# automatischer Programmstart nach Ereignis im System



## kevinroot (4. Apr 2011)

Hallo Leute,

ich habe folgendes Problem.
Momentan schreibe ich ein Programm das Router automatisch flasht.
Ist es möglich das Programm automatisch beim Verbinden des Routers mit dem PC starten zu lassen?
Wenn ja wie?

Danke schonmal im Voraus!


----------



## chalkbag (4. Apr 2011)

Am leichtesten wäre es wohl eine Batch-Datei zu schreiben, welche sich zuerst mit dem Router verbindet und anschließend dein Programm startet.


----------



## Andi_CH (4. Apr 2011)

Wie verbindet sich denn ein Router mit dem PC? Im Normalbetrieb geht das ja genau andersrum.

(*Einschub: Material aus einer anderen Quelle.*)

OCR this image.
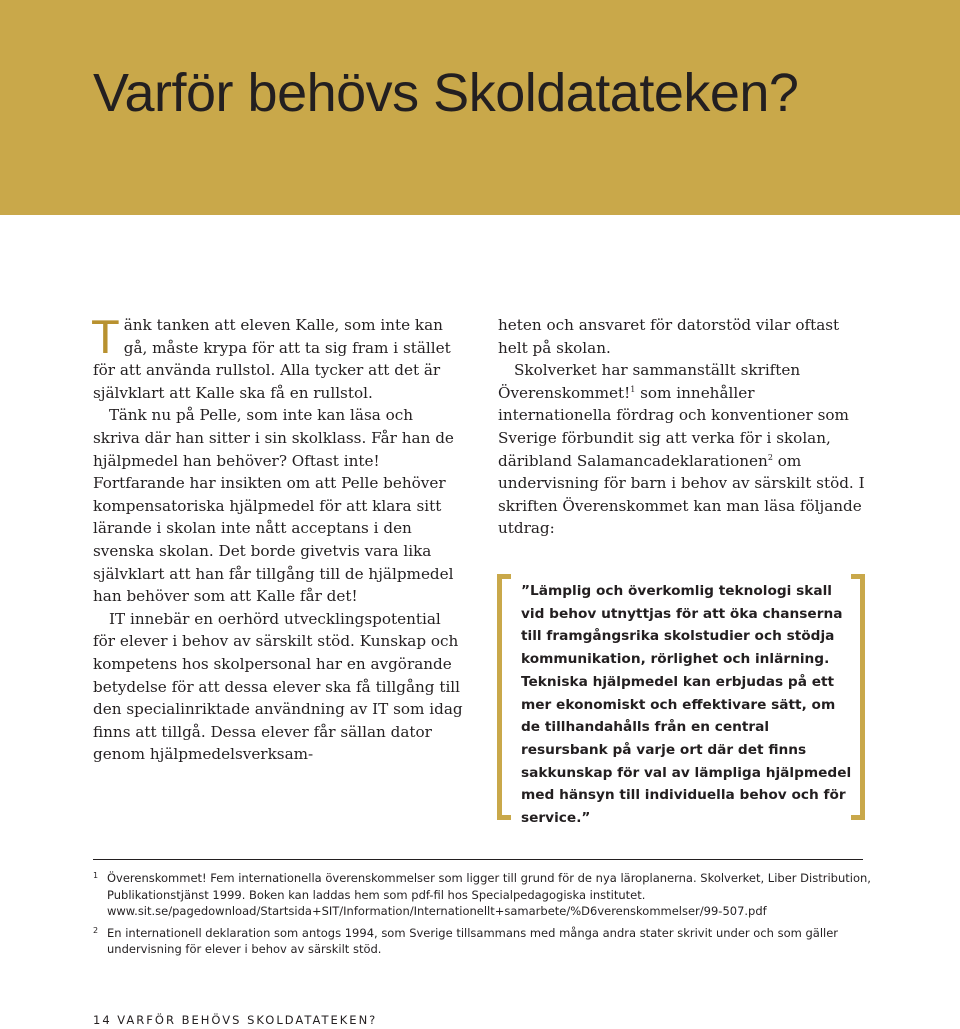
Varför behövs Skoldatateken?

Tänk tanken att eleven Kalle, som inte kan gå, måste krypa för att ta sig fram i stället för att använda rullstol. Alla tycker att det är självklart att Kalle ska få en rullstol.

Tänk nu på Pelle, som inte kan läsa och skriva där han sitter i sin skolklass. Får han de hjälpmedel han behöver? Oftast inte! Fortfarande har insikten om att Pelle behöver kompensatoriska hjälpmedel för att klara sitt lärande i skolan inte nått acceptans i den svenska skolan. Det borde givetvis vara lika självklart att han får tillgång till de hjälpmedel han behöver som att Kalle får det!

IT innebär en oerhörd utvecklingspotential för elever i behov av särskilt stöd. Kunskap och kompetens hos skolpersonal har en avgörande betydelse för att dessa elever ska få tillgång till den specialinriktade användning av IT som idag finns att tillgå. Dessa elever får sällan dator genom hjälpmedelsverksam-

heten och ansvaret för datorstöd vilar oftast helt på skolan.

Skolverket har sammanställt skriften Överenskommet!$^1$ som innehåller internationella fördrag och konventioner som Sverige förbundit sig att verka för i skolan, däribland Salamancadeklarationen$^2$ om undervisning för barn i behov av särskilt stöd. I skriften Överenskommet kan man läsa följande utdrag:

”Lämplig och överkomlig teknologi skall vid behov utnyttjas för att öka chanserna till framgångsrika skolstudier och stödja kommunikation, rörlighet och inlärning. Tekniska hjälpmedel kan erbjudas på ett mer ekonomiskt och effektivare sätt, om de tillhandahålls från en central resursbank på varje ort där det finns sakkunskap för val av lämpliga hjälpmedel med hänsyn till individuella behov och för service.”
1 Överenskommet! Fem internationella överenskommelser som ligger till grund för de nya läroplanerna. Skolverket, Liber Distribution, Publikationstjänst 1999. Boken kan laddas hem som pdf-fil hos Specialpedagogiska institutet. www.sit.se/pagedownload/Startsida+SIT/Information/Internationellt+samarbete/%D6verenskommelser/99-507.pdf
2 En internationell deklaration som antogs 1994, som Sverige tillsammans med många andra stater skrivit under och som gäller undervisning för elever i behov av särskilt stöd.
14 VARFÖR BEHÖVS SKOLDATATEKEN?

Du hast ja sicher eine Liste aller Router mit deren Adresse - versuch doch die einfach zu erreichen und flashe diejenigen die erreichbar sind.
Merke dir welche du erreicht hast.
Nach einiger Zeit versuchst du es wieder
Irgendwann ist das Thema erledigt


----------



## kevinroot (4. Apr 2011)

der Router wird direkt über den COM-Anschluss mit dem PC verbunden es ist immer der selbe PC mit dem geflasht wird aber immer ein anderer Router

aber danke das hat mir schonmal ein paar Denkanstöße gegeben


----------